Captions can be implied if the image is followed directly by a paragraph without whitespace in between (so the tail of the img element is empty). In this case the exporter can render this paragraph the caption of the image.

===== Proposed extensions =====

==== Horizontal lines ====
Allow a <hr> element.

==== Image links ====
How to add linking capability to images ? Either add the link as a child node of the image or merge the attributes.

Alternatively we could consider clickable images an object. 

==== Image captions ====
For more elaborate documents you may want to have image captions. These should start with "Image XXX:" where the images are numbered automatically. In that case you also want references, links that link these images with their text automatically updated to the right number. (How to integrate this with latex export, which does this natively ?)
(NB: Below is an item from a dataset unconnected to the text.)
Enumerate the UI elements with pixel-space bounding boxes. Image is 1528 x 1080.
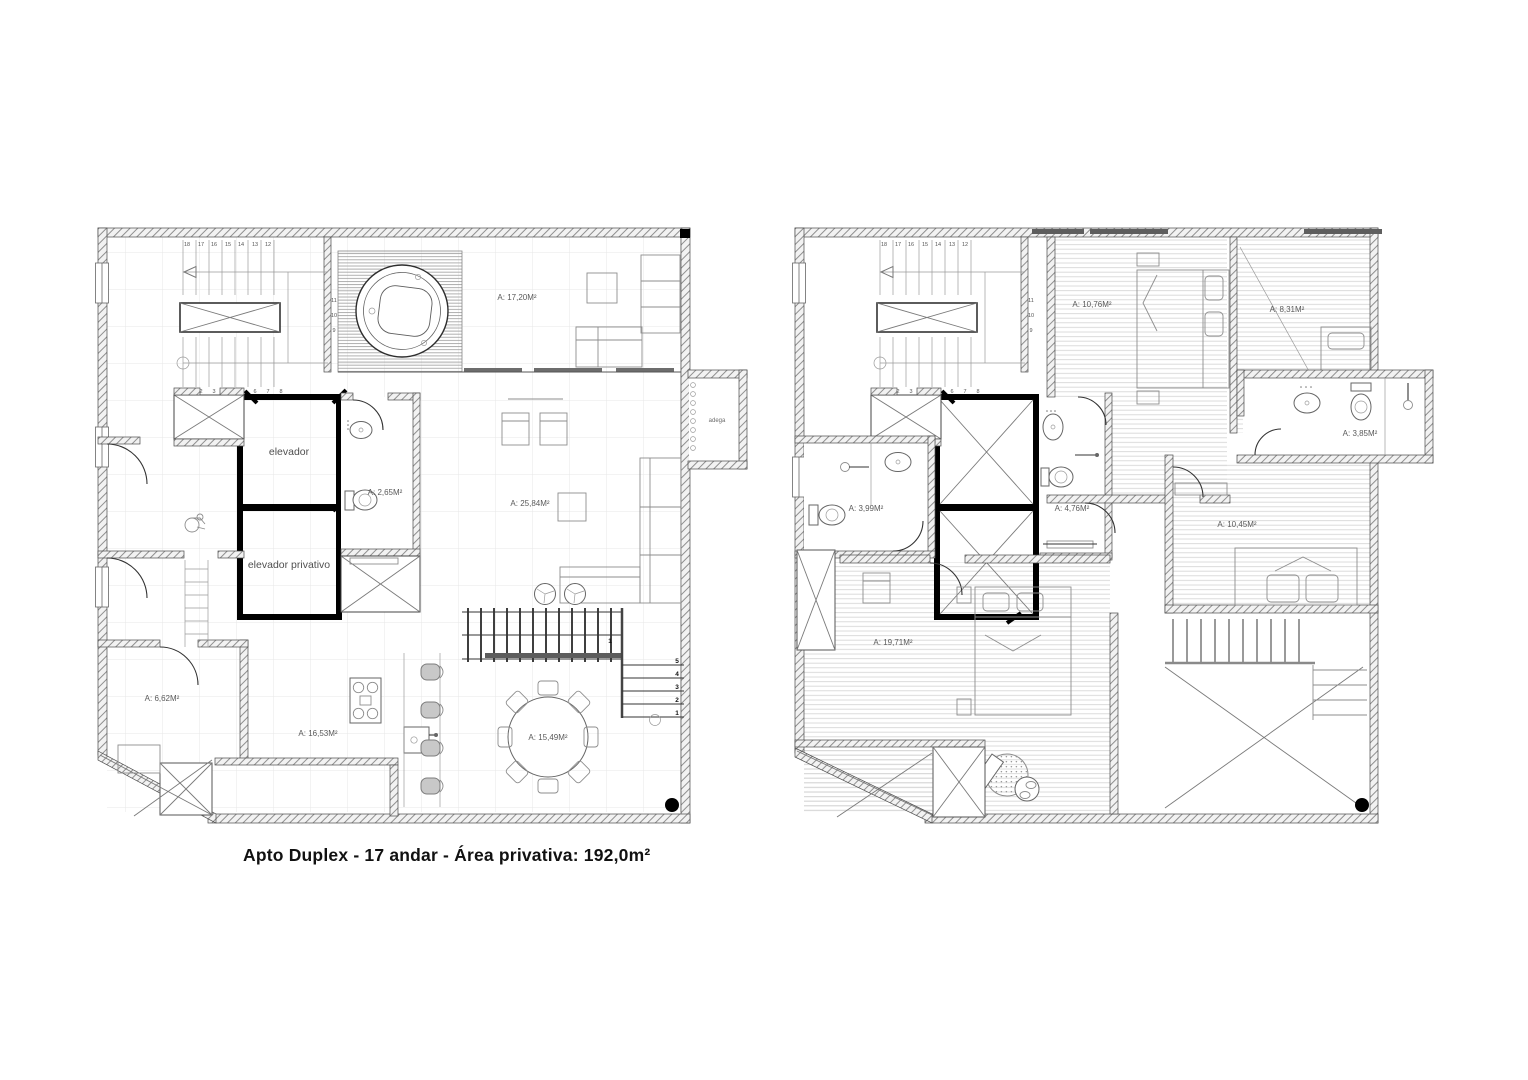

One way to do this is to assume that any text directly below an image is the caption, if the image is on it's own line and there is no text above the image. In the tree this is a paragraph starting with an image and the tail of the image starting with "\n".

==== Icons ====
Special case of images, instead of a image file we give a stock image name. This can be used e.g. for smileys or tags. When images can be links as well an icon that is clickable can be nice for plugin development.

==== Objects ====
Generic tag "obj" which contains arbitrary content. In the interface there is a class for each object type which can render it. For serializing it could have special code for specific formats and a generic fallback that returns some parse tree consisting of basic types. For example an equation object would have a method to put a pixbuf in the gui + override the context menu. It also would have support for latex and wiki formats, (wiki parser needs to know about it though) and the fallback gives the image, which is used e.g. in html export.

Base class for object extensions could fallback to parse tree with "image not found" icon.

If we want captions for objects it should work same as for images. This is something we want for tables - although maybe it should be configurable whether the caption is above or below the object per type (below for images, above for tables). Also equations can have a captions etc.